Steuererklärung 2006:"Fast immer ein Gewinn"

Die Abgabefrist für die Steuererklärung 2006 läuft Ende Mai aus. Das Ausfüllen lohnt mehr denn je: Noch nie gab es bei den Steuern so viele Vergünstigungen wie für das Jahr 2006. Einige davon zum letzten Mal.

Peter Martens

Eigentlich ist alles ganz einfach. Drei wichtige Steuergruppen gibt es für Verbraucher im deutschen Steuerrecht: Die Einkommenssteuer, die Konsumsteuer und die Vermögenssteuer. Daraus leiten sich insgesamt etwa 34 Steuerarten ab.

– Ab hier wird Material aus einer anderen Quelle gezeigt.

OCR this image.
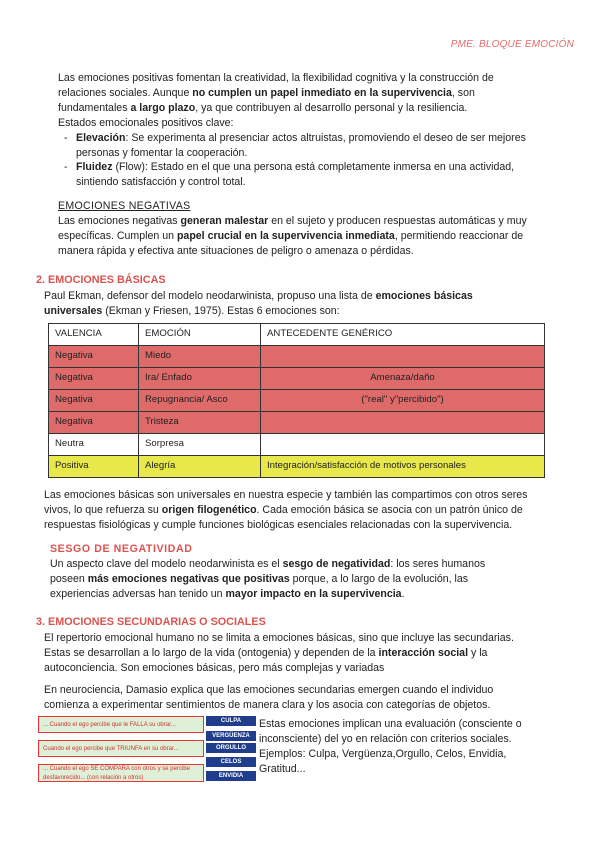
PME. BLOQUE EMOCIÓN

Las emociones positivas fomentan la creatividad, la flexibilidad cognitiva y la construcción de

relaciones sociales. Aunque no cumplen un papel inmediato en la supervivencia, son

fundamentales a largo plazo, ya que contribuyen al desarrollo personal y la resiliencia.

Estados emocionales positivos clave:

- Elevación: Se experimenta al presenciar actos altruistas, promoviendo el deseo de ser mejores
personas y fomentar la cooperación.
- Fluidez (Flow): Estado en el que una persona está completamente inmersa en una actividad,
sintiendo satisfacción y control total.

EMOCIONES NEGATIVAS

Las emociones negativas generan malestar en el sujeto y producen respuestas automáticas y muy

específicas. Cumplen un papel crucial en la supervivencia inmediata, permitiendo reaccionar de

manera rápida y efectiva ante situaciones de peligro o amenaza o pérdidas.

2. EMOCIONES BÁSICAS

Paul Ekman, defensor del modelo neodarwinista, propuso una lista de emociones básicas

universales (Ekman y Friesen, 1975). Estas 6 emociones son:

VALENCIA	EMOCIÓN	ANTECEDENTE GENÉRICO
Negativa	Miedo	
Negativa	Ira/ Enfado	Amenaza/daño
Negativa	Repugnancia/ Asco	("real" y"percibido")
Negativa	Tristeza	
Neutra	Sorpresa	
Positiva	Alegría	Integración/satisfacción de motivos personales

Las emociones básicas son universales en nuestra especie y también las compartimos con otros seres

vivos, lo que refuerza su origen filogenético. Cada emoción básica se asocia con un patrón único de

respuestas fisiológicas y cumple funciones biológicas esenciales relacionadas con la supervivencia.

SESGO DE NEGATIVIDAD

Un aspecto clave del modelo neodarwinista es el sesgo de negatividad: los seres humanos

poseen más emociones negativas que positivas porque, a lo largo de la evolución, las

experiencias adversas han tenido un mayor impacto en la supervivencia.

3. EMOCIONES SECUNDARIAS O SOCIALES

El repertorio emocional humano no se limita a emociones básicas, sino que incluye las secundarias.

Estas se desarrollan a lo largo de la vida (ontogenia) y dependen de la interacción social y la

autoconciencia. Son emociones básicas, pero más complejas y variadas

En neurociencia, Damasio explica que las emociones secundarias emergen cuando el individuo

comienza a experimentar sentimientos de manera clara y los asocia con categorías de objetos.

... Cuando el ego percibe que le FALLA su obrar...
Cuando el ego percibe que TRIUNFA en su obrar...
... Cuando el ego SE COMPARA con otros y se percibe desfavorecido... (con relación a otros)
CULPA
VERGÜENZA
ORGULLO
CELOS
ENVIDIA

Estas emociones implican una evaluación (consciente o

inconsciente) del yo en relación con criterios sociales.

Ejemplos: Culpa, Vergüenza,Orgullo, Celos, Envidia,

Gratitud...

Damit hängen einige der Ausgaben zusammen, die Steuerzahler bei der jährlichen Steuererklärung geltend machen können. Die absetzbaren Ausgaben wiederum unterteilen sich in vier Kategorien: Werbungskosten, Sonderausgaben, außergewöhnliche Belastungen und haushaltsnahe Dienstleistungen.

Folgt man dieser grundsätzlichen Einteilung, müsste die berühmte Steuererklärung auf dem Bierdeckel gar nicht so weit hergeholt sein, die der ehemalige Unionsfraktionschef Friedrich Merz seinerzeit forderte. Doch die Realität sieht anders aus.

Baldige Abgabefristen

Es gilt, eine fast unüberschaubare Menge an Regelungen zu beachten. Zunächst die Abgabefrist: Für die meisten Berufe gilt eine allgemeine Frist bis zum 31. Mai 2007 für den Berechnungszeitraum 2006. Wer seine Steuererklärung selbst erstellt, kann den Zeitpunkt mit einem rechtzeitigen Antrag auf Fristverlängerung bis zum 30. September 2007 ohne Begründung verschieben. Wer noch länger braucht, muss das hinreichend begründen.

Falls ein Steuerberater oder Lohnsteuerhilfeverein die Steuererklärung erstellt, gilt automatisch die spätere Abgabefrist bis zum 31. Dezember 2007. Mit einem begründeten Antrag kann auch diese Frist letztmalig bis zum 29. Februar 2008 verlängert werden.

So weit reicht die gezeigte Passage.